Les Musées détiennent un patrimoine exceptionnel : leur collection d'estampes japonaises. La fraîcheur remarquable de nombreuses épreuves et l'extrême rareté de certaines leur valent, après un long oubli, une notoriété internationale tout à fait reconnue depuis les années 1970. Cette collection totalise aujourd'hui environ 7.500 planches portant 362 signatures différentes, prestigieuses et méconnues, à côté de 300 autres restées anonymes. Elle offre ainsi une source importante de recherche pour les spécialistes et constitue un objet inépuisable d'admiration pour l'amateur.

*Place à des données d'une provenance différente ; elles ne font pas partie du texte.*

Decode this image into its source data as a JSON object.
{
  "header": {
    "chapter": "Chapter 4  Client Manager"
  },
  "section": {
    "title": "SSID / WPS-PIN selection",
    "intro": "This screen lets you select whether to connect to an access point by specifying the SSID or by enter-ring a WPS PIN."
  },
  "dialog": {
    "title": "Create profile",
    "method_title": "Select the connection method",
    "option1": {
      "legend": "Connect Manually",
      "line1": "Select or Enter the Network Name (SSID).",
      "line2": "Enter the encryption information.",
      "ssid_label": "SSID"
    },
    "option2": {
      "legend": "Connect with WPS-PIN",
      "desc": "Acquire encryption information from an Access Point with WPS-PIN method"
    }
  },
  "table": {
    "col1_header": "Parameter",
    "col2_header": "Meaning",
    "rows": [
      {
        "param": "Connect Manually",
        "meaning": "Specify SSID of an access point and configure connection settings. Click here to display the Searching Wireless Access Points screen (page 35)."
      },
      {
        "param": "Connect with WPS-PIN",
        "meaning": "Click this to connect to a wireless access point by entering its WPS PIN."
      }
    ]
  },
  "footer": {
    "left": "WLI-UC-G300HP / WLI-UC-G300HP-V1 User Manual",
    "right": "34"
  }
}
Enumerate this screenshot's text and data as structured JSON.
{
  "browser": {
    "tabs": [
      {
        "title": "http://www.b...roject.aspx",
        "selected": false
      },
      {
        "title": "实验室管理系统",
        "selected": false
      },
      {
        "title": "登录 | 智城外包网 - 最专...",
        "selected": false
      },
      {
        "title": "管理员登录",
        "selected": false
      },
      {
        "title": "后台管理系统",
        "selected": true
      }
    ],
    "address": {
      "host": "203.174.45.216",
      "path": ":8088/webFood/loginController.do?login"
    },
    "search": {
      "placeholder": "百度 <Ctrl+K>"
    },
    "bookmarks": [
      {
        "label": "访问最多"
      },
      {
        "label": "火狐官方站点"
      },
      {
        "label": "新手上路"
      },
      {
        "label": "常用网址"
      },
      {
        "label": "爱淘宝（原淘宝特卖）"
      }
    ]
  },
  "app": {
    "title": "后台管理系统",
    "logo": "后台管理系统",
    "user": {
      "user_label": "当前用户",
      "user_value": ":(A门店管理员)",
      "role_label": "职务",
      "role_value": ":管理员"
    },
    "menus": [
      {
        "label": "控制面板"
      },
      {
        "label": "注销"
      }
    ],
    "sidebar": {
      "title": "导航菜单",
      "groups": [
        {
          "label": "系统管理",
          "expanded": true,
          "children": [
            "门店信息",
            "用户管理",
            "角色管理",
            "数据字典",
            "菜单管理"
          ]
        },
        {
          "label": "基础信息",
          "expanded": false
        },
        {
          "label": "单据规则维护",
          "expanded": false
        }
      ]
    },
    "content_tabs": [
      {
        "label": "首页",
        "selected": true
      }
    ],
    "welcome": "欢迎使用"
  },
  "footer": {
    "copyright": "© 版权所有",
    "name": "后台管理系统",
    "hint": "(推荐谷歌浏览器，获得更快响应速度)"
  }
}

Deux dates - 1889 et 1905 - et deux personnalités - le célèbre marchand et promoteur de l'Art Nouveau Siegfried Bing (1838-1905) et l'amateur belge Edmond Michotte (1831-1914) - ont présidé aux brillants débuts de cette collection. En effet, 1889 vit le premier achat important d'estampes par le gouvernement belge : un lot de 266 pièces, achetées chez S. Bing sur le conseil d'E. Michotte. Avec l'acquisition de la collection E. Michotte en 1905, les Musées se trouvèrent d'un coup pourvus de 4.666 autres planches.

Les plus belles de ces estampes sont à admirer au Musée du Cinquantenaire dans l'exposition temporaire Ukiyo-e - Les plus belles estampes japonaises, jusqu'au 12 février et les trois week-ends qui suivent.